In other words, he’s ripe for a fall.

That fall comes in the form of a frame-job for murder. In short order he’s sentenced to a life term at a penal colony in South America.

Of course, “Papi,” as he’s known to friends, has no intention of staying. He sees a means to his escape in a fellow prisoner, Louis Dega, a forger whose diminutive physical stature makes him an easy target among the thousands of violent criminals surrounding them both.

The two men make a bargain, an alliance of necessity. Papi keeps the wolves at bay, and in return Dega eventually finances Papi’s escape. 

But life in the colony present them with challenges neither could have imagined. Between the guards and their rifles, the miles of rainforest surrounding the colony, and the ocean beyond, escape is unlikely. Years of solitary confinement await those who try and fail.

Papi and Dega will face them all in turn. The story of their survival is thus the stuff of legend. 

Papillon movie poster

Re-visioning “Papillon”

The end credits of “Papillon” describe the film’s screenplay as “inspired by the original screenplay by Dalton Trumbo and the books “Papillon” and “Banco” by Henri Charrière.”

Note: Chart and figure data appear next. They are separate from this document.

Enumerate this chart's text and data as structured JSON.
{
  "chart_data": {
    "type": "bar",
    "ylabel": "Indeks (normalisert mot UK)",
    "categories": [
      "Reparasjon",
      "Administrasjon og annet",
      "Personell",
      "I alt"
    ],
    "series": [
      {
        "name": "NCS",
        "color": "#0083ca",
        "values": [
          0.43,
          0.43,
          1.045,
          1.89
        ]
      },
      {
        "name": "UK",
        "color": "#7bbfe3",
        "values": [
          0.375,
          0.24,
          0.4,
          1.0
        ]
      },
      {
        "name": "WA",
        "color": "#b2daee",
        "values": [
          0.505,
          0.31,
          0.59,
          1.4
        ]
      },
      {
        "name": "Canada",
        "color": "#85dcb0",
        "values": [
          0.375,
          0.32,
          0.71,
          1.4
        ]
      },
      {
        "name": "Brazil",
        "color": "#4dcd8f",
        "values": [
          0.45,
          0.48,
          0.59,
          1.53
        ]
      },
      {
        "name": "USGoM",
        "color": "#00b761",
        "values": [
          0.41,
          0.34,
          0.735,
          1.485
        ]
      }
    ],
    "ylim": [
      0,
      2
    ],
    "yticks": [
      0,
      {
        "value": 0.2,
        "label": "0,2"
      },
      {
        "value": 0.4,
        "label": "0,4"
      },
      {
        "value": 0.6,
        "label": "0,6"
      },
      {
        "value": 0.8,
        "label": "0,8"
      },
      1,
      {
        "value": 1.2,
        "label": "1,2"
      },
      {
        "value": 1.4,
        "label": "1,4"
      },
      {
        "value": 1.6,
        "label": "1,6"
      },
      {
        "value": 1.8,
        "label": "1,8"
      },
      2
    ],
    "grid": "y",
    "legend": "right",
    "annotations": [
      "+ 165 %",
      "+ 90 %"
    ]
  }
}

That alone should make clear the challenge the filmmakers undertake in terms of telling this particular story. The original 1973 film made from Trumbo’s screenplay, which starred Steve McQueen and Dustin Hoffman, was a hit at the time and is still well-regarded. 

In fairness, this new “Papillon” differs enough in the details to avoid being regarded as a straight-up remake. Screenwriter Aaron Guzikowski (“Prisoners“) tweaks character weight, situations, and dramatic set-ups enough to classify this work as a “re-visioning.”

But there’s enough in common between the two that for audiences who remember the earlier film comparisons are going to happen.

For those viewers, the new film is likely to come up short. After all, Hunnam is no Steve McQueen — the work he delivers is solid, but unspectacular. 

Malek fares better. His eccentric take on Dega, as well as his tremendous range of expression, deliver a performance that’s worlds’ apart from Hoffman’s version of the character.

The new film is also arguably more viscerally affecting in terms of the brutality depicted on screen. On one hand, that’s a testament to the production’s commitment to telling Charrière’s story in an authentic way.

But at two hours and 17 minutes (just five minutes shorter than the earlier film), that’s a lot of privation and suffering to sit through. Some audiences may feel like they’ve been issued a life sentence watching the film.

Worth seeing?

All that said, “Papillon” has just enough going for it that it’s worth recommending. As long as you know what you’re in for, that is.

It’s a period film and a prison drama. Those descriptors alone probably should filter out most folks looking for a good time at the movies on a weekend.

But if you’re curious to see how these performers take on these characters, and how this production re-tells this amazing story, you should come away with lots to think and talk about. 


Starring Charlie Hunnam, Rami Malek, Eve Hewson, Roland Møller, Yorick van Wegeningen and Tommy Flanagan. Directed by Michael Noer. 

Running time: 137 minutes

Rated R for violence including bloody images, language, nudity, and some sexual material.